- From: Sandro Hawke <sandro@w3.org>
- Date: Thu, 08 Mar 2012 08:11:13 -0500
- To: Andy Seaborne <andy.seaborne@epimorphics.com>
- Cc: RDF-WG <public-rdf-wg@w3.org>
On Thu, 2012-03-08 at 10:36 +0000, Andy Seaborne wrote:
> RFC 2046 defines application/* and text/*.
>
> The only default charset rules are for text/* only, not for application/*.
>
> ==== Proposal
>
> We can preserve existing behavior exactly.
+1 This looks to me like it will work fine.
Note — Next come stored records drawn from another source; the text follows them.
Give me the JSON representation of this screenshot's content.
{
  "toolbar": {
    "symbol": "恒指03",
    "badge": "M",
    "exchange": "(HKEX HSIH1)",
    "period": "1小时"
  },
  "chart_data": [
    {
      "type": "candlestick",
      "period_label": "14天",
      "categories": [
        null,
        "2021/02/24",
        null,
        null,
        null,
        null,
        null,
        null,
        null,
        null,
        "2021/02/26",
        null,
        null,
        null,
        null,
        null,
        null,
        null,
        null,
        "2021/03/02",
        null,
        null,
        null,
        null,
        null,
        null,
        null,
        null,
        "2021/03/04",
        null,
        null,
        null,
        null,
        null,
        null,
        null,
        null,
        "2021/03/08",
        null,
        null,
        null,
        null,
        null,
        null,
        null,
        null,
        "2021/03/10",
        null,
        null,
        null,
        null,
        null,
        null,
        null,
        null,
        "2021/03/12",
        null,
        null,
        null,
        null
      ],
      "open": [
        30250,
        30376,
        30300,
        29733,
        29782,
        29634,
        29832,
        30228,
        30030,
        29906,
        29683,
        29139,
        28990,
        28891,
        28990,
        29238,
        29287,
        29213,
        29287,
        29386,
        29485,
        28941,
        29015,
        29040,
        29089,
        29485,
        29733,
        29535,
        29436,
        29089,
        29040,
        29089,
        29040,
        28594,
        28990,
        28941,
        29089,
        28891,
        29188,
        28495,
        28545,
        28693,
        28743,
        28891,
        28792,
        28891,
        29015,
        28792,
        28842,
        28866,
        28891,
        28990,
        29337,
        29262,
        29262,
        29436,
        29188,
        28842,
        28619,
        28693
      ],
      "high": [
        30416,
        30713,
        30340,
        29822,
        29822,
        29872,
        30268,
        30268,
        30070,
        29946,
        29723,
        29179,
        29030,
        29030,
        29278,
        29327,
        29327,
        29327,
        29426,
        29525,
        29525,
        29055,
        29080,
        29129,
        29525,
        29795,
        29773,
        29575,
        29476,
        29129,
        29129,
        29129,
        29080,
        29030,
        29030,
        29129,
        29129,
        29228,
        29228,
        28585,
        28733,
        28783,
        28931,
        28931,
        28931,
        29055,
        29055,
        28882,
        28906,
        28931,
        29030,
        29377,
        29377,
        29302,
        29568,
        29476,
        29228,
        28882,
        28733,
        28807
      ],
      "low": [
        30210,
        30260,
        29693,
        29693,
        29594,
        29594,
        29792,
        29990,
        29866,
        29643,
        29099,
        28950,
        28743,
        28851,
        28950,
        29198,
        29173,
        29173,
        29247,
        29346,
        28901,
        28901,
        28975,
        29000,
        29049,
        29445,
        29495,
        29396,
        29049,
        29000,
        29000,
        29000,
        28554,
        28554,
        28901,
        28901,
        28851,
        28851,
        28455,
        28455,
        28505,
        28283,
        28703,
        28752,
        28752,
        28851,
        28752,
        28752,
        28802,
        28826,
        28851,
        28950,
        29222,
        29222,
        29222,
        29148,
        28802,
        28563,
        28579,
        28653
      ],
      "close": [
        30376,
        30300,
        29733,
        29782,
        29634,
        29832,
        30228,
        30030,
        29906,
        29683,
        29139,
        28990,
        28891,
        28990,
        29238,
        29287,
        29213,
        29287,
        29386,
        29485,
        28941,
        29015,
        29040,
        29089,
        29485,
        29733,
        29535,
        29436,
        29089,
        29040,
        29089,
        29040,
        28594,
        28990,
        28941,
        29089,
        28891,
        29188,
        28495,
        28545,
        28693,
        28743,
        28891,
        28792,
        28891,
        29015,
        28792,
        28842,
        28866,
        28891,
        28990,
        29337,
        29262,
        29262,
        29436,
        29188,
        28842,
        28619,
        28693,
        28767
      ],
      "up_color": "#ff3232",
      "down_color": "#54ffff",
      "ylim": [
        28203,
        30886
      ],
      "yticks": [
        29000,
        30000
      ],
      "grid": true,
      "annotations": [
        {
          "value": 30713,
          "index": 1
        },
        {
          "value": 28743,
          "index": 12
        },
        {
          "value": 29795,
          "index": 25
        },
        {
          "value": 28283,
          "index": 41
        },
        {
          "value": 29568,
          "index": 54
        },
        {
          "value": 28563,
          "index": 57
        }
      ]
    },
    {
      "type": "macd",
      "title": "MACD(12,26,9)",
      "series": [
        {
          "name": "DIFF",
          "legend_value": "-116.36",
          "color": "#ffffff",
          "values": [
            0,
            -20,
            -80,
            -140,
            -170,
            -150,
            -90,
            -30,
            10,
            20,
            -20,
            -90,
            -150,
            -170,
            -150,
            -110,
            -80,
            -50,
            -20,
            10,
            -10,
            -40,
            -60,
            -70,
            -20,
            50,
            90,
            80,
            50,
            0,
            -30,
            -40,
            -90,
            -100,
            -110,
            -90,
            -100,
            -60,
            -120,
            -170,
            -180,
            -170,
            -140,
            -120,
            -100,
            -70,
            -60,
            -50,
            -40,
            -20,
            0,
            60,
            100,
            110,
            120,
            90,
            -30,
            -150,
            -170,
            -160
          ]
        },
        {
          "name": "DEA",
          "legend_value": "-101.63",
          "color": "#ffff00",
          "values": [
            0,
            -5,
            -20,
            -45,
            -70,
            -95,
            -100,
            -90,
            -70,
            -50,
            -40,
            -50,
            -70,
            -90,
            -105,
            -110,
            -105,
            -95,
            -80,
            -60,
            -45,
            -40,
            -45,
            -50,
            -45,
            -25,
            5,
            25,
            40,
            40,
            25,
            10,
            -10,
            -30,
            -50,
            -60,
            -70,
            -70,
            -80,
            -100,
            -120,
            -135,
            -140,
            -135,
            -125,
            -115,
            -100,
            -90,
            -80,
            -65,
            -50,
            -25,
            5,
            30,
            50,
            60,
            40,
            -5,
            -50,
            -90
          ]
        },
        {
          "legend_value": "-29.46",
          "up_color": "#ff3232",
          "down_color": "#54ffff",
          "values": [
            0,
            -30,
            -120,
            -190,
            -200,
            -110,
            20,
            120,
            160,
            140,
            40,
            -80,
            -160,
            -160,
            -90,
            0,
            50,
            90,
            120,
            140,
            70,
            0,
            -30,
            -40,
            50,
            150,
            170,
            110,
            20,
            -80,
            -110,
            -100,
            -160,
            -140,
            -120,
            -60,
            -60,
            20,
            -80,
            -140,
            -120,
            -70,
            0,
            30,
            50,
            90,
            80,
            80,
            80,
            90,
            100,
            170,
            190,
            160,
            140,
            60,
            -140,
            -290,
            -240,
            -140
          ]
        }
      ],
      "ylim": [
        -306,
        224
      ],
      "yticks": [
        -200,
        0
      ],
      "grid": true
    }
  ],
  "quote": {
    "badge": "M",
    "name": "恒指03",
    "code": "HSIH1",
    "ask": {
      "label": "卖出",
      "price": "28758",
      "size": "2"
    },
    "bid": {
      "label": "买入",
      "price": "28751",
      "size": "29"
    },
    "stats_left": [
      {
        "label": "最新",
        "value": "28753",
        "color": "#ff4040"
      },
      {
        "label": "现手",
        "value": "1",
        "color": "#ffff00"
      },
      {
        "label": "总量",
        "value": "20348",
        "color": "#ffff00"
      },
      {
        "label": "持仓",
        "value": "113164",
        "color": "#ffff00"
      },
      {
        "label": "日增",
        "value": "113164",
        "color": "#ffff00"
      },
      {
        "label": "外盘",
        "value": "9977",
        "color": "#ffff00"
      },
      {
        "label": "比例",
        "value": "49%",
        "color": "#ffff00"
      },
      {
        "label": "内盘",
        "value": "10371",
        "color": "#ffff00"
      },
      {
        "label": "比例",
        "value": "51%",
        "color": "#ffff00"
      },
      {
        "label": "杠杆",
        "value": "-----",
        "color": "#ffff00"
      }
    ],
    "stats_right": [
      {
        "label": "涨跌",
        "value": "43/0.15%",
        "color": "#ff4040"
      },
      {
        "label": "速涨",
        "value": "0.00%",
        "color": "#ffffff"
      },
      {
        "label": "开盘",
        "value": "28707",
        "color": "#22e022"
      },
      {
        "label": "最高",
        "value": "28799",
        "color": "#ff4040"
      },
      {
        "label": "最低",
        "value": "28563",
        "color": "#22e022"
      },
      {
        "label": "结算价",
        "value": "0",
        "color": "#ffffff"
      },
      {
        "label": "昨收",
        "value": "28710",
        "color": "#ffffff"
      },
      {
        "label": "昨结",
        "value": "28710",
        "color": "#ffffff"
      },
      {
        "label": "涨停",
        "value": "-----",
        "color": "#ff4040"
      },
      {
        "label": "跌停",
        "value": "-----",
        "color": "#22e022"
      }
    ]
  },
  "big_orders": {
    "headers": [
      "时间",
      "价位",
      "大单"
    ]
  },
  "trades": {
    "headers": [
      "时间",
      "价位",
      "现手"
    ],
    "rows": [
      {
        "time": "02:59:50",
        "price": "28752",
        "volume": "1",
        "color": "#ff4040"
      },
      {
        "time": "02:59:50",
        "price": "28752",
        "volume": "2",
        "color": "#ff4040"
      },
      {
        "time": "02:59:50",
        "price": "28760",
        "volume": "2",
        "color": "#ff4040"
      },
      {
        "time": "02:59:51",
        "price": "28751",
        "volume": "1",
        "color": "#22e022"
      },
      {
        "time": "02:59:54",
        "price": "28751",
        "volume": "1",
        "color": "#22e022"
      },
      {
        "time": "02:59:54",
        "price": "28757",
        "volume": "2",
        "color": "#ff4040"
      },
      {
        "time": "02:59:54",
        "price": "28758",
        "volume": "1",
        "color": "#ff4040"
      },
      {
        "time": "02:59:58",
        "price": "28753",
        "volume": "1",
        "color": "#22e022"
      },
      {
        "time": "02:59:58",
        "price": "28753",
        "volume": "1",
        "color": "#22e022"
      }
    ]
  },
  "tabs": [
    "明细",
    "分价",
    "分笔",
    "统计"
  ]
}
I know I expressed support for using the text/* tree in the meeting, so
that browsers will show the text when people click on links to it, but I
think that may be less important than allowing publishers to publish
UTF-8 without having to figure out how to specify a content-encoding and
remember to do it every time.
-- Sandro
> 1/ We state the current position that N-Triples data is currently served
> as text/plain and the default charset in this case is therefore ASCII.
>
> 2/ We register a new MIME type, application/n-triples, default charset
> UTF-8 (see below for rationale)
>
> 3/ (Optional) We could also register text/n-triples (default charset ascii).
>
> c.f. application/xml and text/xml.
>
> ==== Rationale
>
> == RFC 2046
>
> I went to RFC 2046 which I think defines application/*
>
> [[RFC 2046
> 4.5.3. Other Application Subtypes
>
> It is expected that many other subtypes of "application" will be
> defined in the future. MIME implementations must at a minimum treat
> any unrecognized subtypes as being equivalent to "application/octet-
> stream".
> ]]
>
> that's the nearest I could find to a general statement about
> application/*. There isn't anything about a default charset. If no
> charset is given, it's octets.
>
> If it's octets, the interpretation is up to the content-type
> registration. That can be to name a default or require a charset
> parameter be present. Dafault seems better.
>
> == text/*
>
> Only text/* has the any special rules and the defaulting rule is text/*
> specific.
> [see section 4.1 of RFC 2046]
>
> 1) the default for text/plain is us-ascii
>
> 2) other subtypes must default to us-ascii
>
> 3) Unrecognised types can be treated as text/plain
>
> 4) Types with unrecognised charsets are treated as
> application/octet-stream.
>
> == Implications
>
> This works well for us because ASCII is a subset of UTF-8 so existing
> N-Triples data can be read, as bytes, as both ASCII and UTF-8 without loss.
>
> If there is no charset on application/n-triples, then the data is passed
> to the processor, untouched (binary octets) and whatever rules this WG
> defines apply which go in the MIME type registration.
>
> == Existing data works in all content types
>
> Reading UTF-8 or ASCII for existing N-Triples data will yield the same
> codepoints i.e. set the default to UTF-8 and there is no problem for
> existing N-Triples data, and what is more, new style data is detectable
> because it is outside legal US-ASCII (even better, treating as binary
> octets preserves the data).
>
> == Existing software
>
> That leaves existing software, new data.
>
> But that is expecting text/plain. Adding text/n-triples may help if
> there is existing use of such a content type. (I have seen N-triples
> serves up as all sorts of things.)
>
> We handle this by noting in the spec that text/plain is also used for
> compatibility for N-triples and also note it is required to default to
> ASCII.
>
> Existing software that is not MIME-type sensitive is at the mercy of
> what's fed in regardless of what the working group decides, including
> Turtle.
>
> Existing software fed with existing data for any content-type/charset
> combination describes here will work and be correct.
>
> == Test cases, please!
>
> Let's move to working on specific examples. If something looks broken,
> please provide specific test cases. It's going to easier to make
> progress if we deal with concrete examples now.
>
> Andy
>
>
Received on Thursday, 8 March 2012 13:11:34 UTC